CUBANET ... CUBANEWS

August 13, 2001



FROM CUBA

A disillusioned international doctor

HAVANA (Héctor Maseda, Grupo Decoro) – Reniel Zequeira del Valle, a 37-year-old doctor, returned to Cuba from Africa like someone with the plague.

Authorities in her own country and those of Zambia ignored the work of this doctor who spent three years in the African nation, saving thousands of lives under difficult conditions and even being forced to use techniques that were not her area of expertise.

"At the beginning of 1998 I was selected and joined a medical brigade composed of 150 persons," Zequeira said. "We traveled to our new destination in March: Lusaka, the capital. When we arrived, we learned of the agreement between the two governments: Zambia would pay each specialist $1,200 and $1,000 to the general practioners. My first deception was to learn that 50 percent of the payment would be given to the Cuban government, while we would do all the work in distant places, incommunicado and with a minimum of facilities."

The mountainous town of Nynye, where Zequeira was first assigned, has a population of 3,000 and is 780 kilometers from Lusaka. It lacks the most elemental services. Food must be bought in a town 70 kilometers distant. The Nynye Mission Christian Hospital where Zequeira worked for nine months had 50 beds.

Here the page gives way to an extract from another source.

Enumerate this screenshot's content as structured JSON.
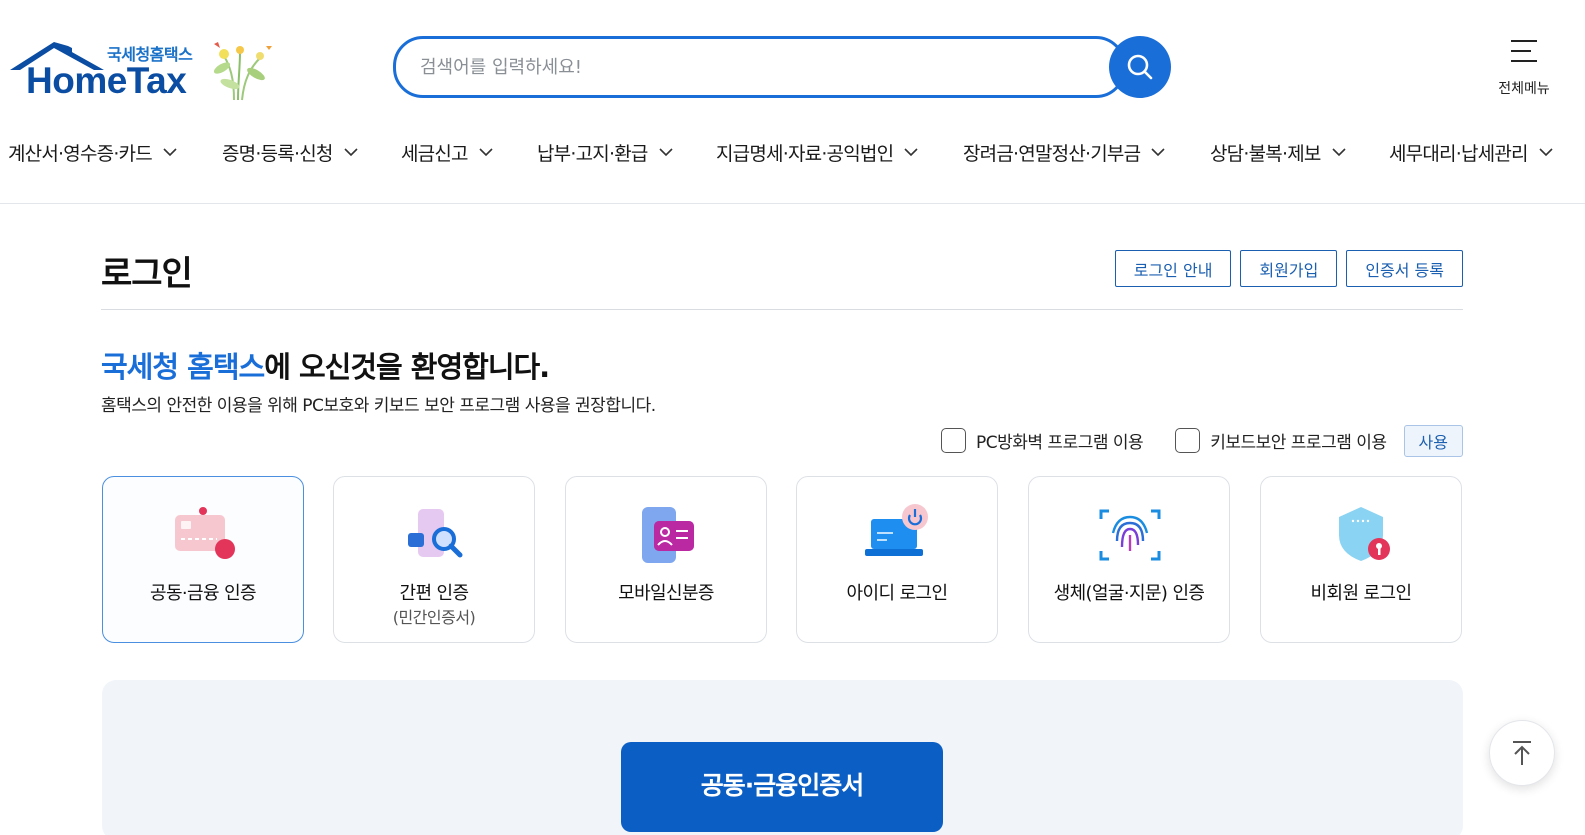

"The living quarters assigned us had electricity, but we weren’t allowed to listen to music, smoke or drink alcoholic beverages. Nor was there any television set in the recreational areas. The hospital staff consisted of another female Cuban doctor, a Congolese doctor, a Zambian doctor and me. We looked after hundreds of patients a day. We handled diseases we’d never heard of".

According to Zequeira, there were differences between the Cuban doctors and the other foreign doctors, who received preferential treatment from local authorities.

"The other doctors received an additional monthly payment of $1,000 and had a car for their private use. We were looked upon with suspicion by the hospital administration and with professional jealousy by the other doctors. After a while, we were doing all the work. At first they provided us with transportation to buy food and other necessities. Then they stopped. Personal and professional conditions became impossible."

After going to the capital to complain to the Cuban mission there, the two doctors were assigned to a sanitarium in Kalomo, where they worked for 23 months.

They returned to Cuba June 20.

"Nobody saw us off in Zambia," said Zequeira, "There were no signs of thanks or courtesy for three years and three months of work in that country. But greater was our surprise when this was repeated in Cuba. Nobody came to receive us. The Committee for the Defense of the Revolution on my block didn ’t even know I had returned."